Take a few days to get to know the code, if you can afford it. Take a copy of the code base that you will absolutely massacre and get it up and running. Now do the following:
Most modern code on webapps (and Desktop apps, too) have almost all code initiated from the user's perspective. So take any user function and find the code that corresponds to it (this may be trivial, which is great). For instance, if the button says "login," change it to say "not login" or whatever. Now you know that you're editing code that is related to the app. Now start going forward in the call stack to get an idea of how the app is structured, what the layers are, etc. When you need to make sure you're right, break something completely or change it a bit to make sure you're in the right place.
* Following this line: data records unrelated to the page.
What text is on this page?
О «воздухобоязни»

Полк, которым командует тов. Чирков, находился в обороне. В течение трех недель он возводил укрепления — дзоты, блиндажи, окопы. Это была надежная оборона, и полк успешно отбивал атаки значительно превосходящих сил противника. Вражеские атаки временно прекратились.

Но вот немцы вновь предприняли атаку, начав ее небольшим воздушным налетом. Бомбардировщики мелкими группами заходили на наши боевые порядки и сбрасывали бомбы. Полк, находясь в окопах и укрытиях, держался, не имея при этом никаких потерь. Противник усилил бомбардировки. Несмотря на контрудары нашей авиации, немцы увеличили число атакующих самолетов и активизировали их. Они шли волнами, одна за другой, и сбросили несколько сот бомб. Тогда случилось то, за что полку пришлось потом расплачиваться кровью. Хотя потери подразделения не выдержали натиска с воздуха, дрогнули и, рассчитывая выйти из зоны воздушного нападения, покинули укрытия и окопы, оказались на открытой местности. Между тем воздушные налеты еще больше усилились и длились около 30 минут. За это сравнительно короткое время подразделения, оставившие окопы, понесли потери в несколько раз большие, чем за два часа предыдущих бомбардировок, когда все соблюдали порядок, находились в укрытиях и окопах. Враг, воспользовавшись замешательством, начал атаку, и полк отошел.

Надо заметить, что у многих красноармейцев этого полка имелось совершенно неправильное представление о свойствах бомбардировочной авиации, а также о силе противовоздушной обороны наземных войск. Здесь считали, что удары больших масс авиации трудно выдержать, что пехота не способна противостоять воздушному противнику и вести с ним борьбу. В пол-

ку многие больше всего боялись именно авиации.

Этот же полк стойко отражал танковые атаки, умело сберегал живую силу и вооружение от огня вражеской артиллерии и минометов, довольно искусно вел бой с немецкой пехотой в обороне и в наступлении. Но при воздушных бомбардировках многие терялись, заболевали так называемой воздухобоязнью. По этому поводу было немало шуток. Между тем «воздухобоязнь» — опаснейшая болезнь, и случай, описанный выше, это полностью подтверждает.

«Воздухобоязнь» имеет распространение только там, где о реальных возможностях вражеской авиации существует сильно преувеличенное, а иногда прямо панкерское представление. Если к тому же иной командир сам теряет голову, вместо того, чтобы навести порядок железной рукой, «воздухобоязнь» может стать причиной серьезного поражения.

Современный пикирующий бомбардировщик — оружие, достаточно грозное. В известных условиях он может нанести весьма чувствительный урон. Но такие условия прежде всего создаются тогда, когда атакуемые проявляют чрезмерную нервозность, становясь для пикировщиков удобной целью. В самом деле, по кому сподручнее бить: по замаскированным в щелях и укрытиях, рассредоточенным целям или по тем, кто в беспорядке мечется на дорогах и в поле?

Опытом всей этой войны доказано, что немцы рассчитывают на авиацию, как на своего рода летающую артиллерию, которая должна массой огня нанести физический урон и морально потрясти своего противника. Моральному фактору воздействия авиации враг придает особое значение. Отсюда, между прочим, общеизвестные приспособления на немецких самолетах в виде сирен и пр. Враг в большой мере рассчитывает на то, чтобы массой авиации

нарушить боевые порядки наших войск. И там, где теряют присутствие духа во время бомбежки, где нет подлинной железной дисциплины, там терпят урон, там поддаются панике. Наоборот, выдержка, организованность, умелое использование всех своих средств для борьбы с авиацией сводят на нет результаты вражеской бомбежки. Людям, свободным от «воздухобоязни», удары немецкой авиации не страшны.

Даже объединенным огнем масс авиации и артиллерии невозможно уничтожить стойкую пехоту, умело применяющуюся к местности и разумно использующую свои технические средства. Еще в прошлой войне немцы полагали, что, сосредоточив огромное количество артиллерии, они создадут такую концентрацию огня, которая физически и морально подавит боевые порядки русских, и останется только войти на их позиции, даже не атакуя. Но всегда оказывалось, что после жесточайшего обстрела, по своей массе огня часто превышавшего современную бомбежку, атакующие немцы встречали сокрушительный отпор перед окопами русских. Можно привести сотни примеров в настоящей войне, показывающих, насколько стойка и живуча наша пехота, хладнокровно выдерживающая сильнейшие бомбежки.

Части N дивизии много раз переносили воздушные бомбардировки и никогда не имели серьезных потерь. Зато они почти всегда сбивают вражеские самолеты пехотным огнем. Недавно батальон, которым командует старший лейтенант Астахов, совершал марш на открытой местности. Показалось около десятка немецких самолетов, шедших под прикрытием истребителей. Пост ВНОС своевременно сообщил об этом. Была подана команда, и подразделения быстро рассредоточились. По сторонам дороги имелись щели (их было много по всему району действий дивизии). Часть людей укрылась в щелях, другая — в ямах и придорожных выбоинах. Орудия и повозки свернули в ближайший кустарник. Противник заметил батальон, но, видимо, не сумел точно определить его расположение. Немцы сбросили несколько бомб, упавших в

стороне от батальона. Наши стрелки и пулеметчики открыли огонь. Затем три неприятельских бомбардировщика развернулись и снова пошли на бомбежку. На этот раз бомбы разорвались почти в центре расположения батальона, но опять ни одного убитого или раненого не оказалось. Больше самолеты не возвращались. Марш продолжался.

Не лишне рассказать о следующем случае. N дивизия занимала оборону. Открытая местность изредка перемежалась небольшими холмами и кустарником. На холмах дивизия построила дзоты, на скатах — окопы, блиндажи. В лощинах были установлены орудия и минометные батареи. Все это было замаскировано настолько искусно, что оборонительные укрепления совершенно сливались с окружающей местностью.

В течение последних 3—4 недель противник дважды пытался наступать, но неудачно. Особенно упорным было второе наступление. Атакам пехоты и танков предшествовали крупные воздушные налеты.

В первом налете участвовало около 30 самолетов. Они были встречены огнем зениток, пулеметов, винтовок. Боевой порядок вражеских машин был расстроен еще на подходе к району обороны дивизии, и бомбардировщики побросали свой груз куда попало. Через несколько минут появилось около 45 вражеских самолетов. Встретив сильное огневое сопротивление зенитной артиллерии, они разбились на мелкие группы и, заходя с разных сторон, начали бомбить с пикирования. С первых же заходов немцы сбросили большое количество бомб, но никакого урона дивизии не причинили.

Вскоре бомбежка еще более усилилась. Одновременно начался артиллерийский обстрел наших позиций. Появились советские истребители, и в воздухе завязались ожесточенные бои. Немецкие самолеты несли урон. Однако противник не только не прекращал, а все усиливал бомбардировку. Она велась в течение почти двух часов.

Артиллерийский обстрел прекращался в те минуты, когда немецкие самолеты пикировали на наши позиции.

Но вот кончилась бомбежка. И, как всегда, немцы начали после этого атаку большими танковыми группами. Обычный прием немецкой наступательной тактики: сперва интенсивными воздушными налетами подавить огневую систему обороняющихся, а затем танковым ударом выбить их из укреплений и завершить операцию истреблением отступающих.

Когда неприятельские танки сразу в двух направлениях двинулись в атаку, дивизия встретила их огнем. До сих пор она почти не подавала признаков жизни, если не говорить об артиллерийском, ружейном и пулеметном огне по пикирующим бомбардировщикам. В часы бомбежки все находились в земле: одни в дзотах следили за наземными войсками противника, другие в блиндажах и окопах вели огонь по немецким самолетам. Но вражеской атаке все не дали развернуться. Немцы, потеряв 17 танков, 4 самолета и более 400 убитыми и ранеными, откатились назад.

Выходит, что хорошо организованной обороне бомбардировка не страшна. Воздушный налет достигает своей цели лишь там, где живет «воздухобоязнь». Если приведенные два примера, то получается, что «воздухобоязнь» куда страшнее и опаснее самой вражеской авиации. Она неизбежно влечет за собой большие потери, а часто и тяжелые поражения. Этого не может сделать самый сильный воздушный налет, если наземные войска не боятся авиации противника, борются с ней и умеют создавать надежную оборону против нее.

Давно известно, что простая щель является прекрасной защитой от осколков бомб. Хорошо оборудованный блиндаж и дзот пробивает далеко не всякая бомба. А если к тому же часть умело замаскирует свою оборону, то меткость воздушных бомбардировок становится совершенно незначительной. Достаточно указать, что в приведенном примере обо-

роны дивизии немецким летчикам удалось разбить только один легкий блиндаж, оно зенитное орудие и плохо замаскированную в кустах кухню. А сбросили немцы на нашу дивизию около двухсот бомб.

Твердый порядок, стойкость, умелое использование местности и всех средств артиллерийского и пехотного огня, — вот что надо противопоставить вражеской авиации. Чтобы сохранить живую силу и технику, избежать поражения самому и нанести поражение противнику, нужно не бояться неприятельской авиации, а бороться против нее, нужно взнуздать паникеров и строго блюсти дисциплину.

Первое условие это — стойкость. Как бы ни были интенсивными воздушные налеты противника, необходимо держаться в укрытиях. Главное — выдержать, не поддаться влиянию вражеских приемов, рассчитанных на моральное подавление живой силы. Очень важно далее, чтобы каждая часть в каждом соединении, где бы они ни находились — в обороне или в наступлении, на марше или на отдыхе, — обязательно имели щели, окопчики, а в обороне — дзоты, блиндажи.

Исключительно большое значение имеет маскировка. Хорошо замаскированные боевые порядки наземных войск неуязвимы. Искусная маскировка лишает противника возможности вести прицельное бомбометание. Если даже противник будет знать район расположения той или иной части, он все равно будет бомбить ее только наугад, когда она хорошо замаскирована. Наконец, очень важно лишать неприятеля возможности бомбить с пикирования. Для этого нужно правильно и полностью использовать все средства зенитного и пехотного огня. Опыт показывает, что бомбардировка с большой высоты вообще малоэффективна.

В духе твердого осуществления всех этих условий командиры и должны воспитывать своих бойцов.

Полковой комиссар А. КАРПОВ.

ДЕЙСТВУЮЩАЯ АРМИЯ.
You can always get a fresh copy or just leave it broken, since it's a copy.
After you've done this with a few pieces of the app you'll get the idea that it's (hopefully) structured the same way throughout all functions. For instance, "add a client" looks like "login" etc. Break stuff and make sure you're right. Then put it back (or not) and keep investigating.
As you investigate, take chronological notes (I call this "rambling"). When you finish enough investigations to feel like you know what the app looks like and how it works (you usually get bored after you've finished less than 5% of it, since you can figure out the rest as you go), takes your "rambles" and convert them into a Wiki (as you said).
When you've finished this initial investigation, you'll be ready to hack into the app and make changes as needed. Not that you'll know the entire thing, but you'll feel comfortable enough to cut in, investigate some more, and make changes.
Note: if the earlier dev didn't have a version control system setup, you must do that and all similar infrastructure tasks. But, do stuff as you have time, and little by little, as always.